By Levi Clancy for Student Reader on
Early Israelites lived in the desert of the ancient Near East as semi-nomadic shepherds and farmers who eventually settled into a pastoral lifestyle that grew increasingly agricultural (Schniedewin 2004, p. 48-49). As an oral culture without even a word for to read, early Israelites verbally transmitted songs, tales and proverbs to new generations (Schniedewin 2004, p. 48). Despite being passed on by countless individuals, these works (especially the songs) were resistant to change due to their strict meter (Schniedewin 2004, p. 55). Ancient Israel eventually developed a social infrastructure that brought literacy to its occupants and nurtured the germinating oral predecessors of the Bible into a tangible and written fruition (Schniedewin 2004, p. 48-50).

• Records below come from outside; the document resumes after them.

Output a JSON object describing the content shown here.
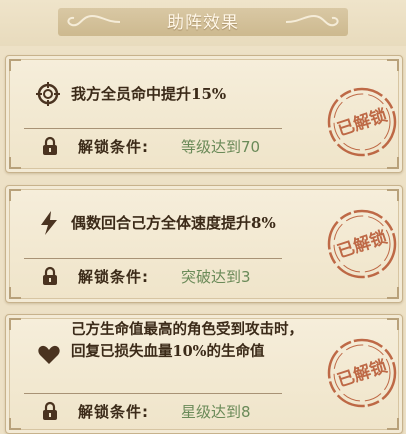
{
  "header": {
    "title": "助阵效果"
  },
  "cards": [
    {
      "icon": "target-icon",
      "effect": "我方全员命中提升15%",
      "condition_label": "解锁条件:",
      "condition_value": "等级达到70",
      "stamp": "已解锁"
    },
    {
      "icon": "lightning-icon",
      "effect": "偶数回合己方全体速度提升8%",
      "condition_label": "解锁条件:",
      "condition_value": "突破达到3",
      "stamp": "已解锁"
    },
    {
      "icon": "heart-icon",
      "effect": "己方生命值最高的角色受到攻击时，回复已损失血量10%的生命值",
      "condition_label": "解锁条件:",
      "condition_value": "星级达到8",
      "stamp": "已解锁"
    }
  ],
  "colors": {
    "stamp_red": "#b5532e",
    "value_green": "#6a8a58",
    "text_dark": "#3b2a18"
  }
}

The very earliest Israelites were wanderers who settled in Canaan amidst economic, military and social turmoil (Schniedewin 2004, p. 50). The first mention of Israelite people in Canaan is in 1207 BCE, in a pharaoh’s mention of plundering the Israelites while conquering the Canaan region (Schniedewin 2004, p. 49). As early as the second millennium BCE, Canaanite royalty secured royal scribes; thus, writing was known of (but not necessary understood by or even ever seen) by even the earliest Israelites (Schniedewin 2004, p. 49).
Although writing has historically flourished only in urban centers, the easy Hebrew alphabet allowed the communities of 50 to 250 people in which the early Israelites lived to hold some degree of literacy (Schniedewin 2004, p. 50). Fragments of the Hebrew alphabet have been discovered in ancient Israelite settlements; however, further documents have been scarce (Schniedewin 2004, p. 52). Without heavy bureaucracy pushing forward textual advancements, the ancient Israelites of the Late Bronze Age were undeveloped compared to their fellow Canaanites who lived in opulent city-states equipped with scribal schools (Schniedewin 2004, p. 52).
Sacred and traditional texts were propulsive to early Israelite literacy. While originally there was no word for to read in ancient Hebrew, the meaning of the verb qara morphed from to proclaim out loud into to read as scribes began to publicly read sacred texts to the masses (Schniedewin 2004, p. 49). Songs such as those within Book of the Upright -- which had once crawled through time via mouths and ears -- were solidified onto tablets and scrolls (Schniedewin 2004, p. 53). Even the title of Book (sefer) of the Upright (Jashar, a personal name) is revealing: the Greeks translated it as Book of Songs, highlighting that jashar and yashar (meaning to sing) are remarkably alike words (Schniedewin 2004, p. 53-54). This parallel illuminates that early Israelites were conscious that they were making tangible the tales that had for centuries been intangible.
The urban spark that ignited Israelite literacy (forming an environment conducive to forming the Bible) may have come from urban Canaanite city-states. However, it is under debate just what and hwo much ancient Israelites benefitted from the disappearing Canaanite palace-temple city-states when settling into Canaan. Some researchers have argued that ancient Israelites rejected Canaan’s scribal developments due to Canaan’s looming bureaucracy (Schniedewin 2004, p. 56). However, continuity of other social features implies that the institutionalization of literacy may have also spread (Schniedewin 2004, p. 57). Furthermore, archaeological evidence has shown that as Israelite Kings rose, they drew heavily on Canaanite administrative infrastructure and in no way forced a complete cultural break with Canaan (Schniedewin 2004, p. 58). Accordingly, it is likely that ancient Israelites carried on a modified Canaanite scribal institution for at least several centuries to meet growing textual needs.
It is still critical to remember that while literacy can only explode in urban centers, it can simmer even in the smallest of villages. A growing Israelite government brought a huge boom in writing, albeit mostly for administrative purposes. Records from the court of King David contained multiple scribes and many other officials; this reveals that not only were there scribes, but that they actively wrote useful texts(Schniedewin 2004, p. 60-62). The reign of King Solomon expanded the royal officialdom, signaling not only a further expansion of scribery but also a growing government that would allow an even deeper permeation of literacy (Schniedewin 2004, p. 59-60).
Even with the overwhelming preponderance of texts regarding accounting, recording and simple history, it is a topic of hot scholarly debate whether kings of early Israel commissioned literary works. While the eighth century undoubtedly was the period where oral legacies were defined not by the tongue but by the written word, it is unclear whether other documents describing events under King David and King Solomon where written in their relevant time-frame or written retroactively (Schniedewin 2004, p. 63).
It is clear that Israelite literacy eventually grew complex enough such that the Bible could rise. However, the exact mode through which early Israelites formed early seeds of literacy is unclear. Furthermore, it is not known exactly how the written word fit outside of bureaucracy during the reigns of early Israelite kings.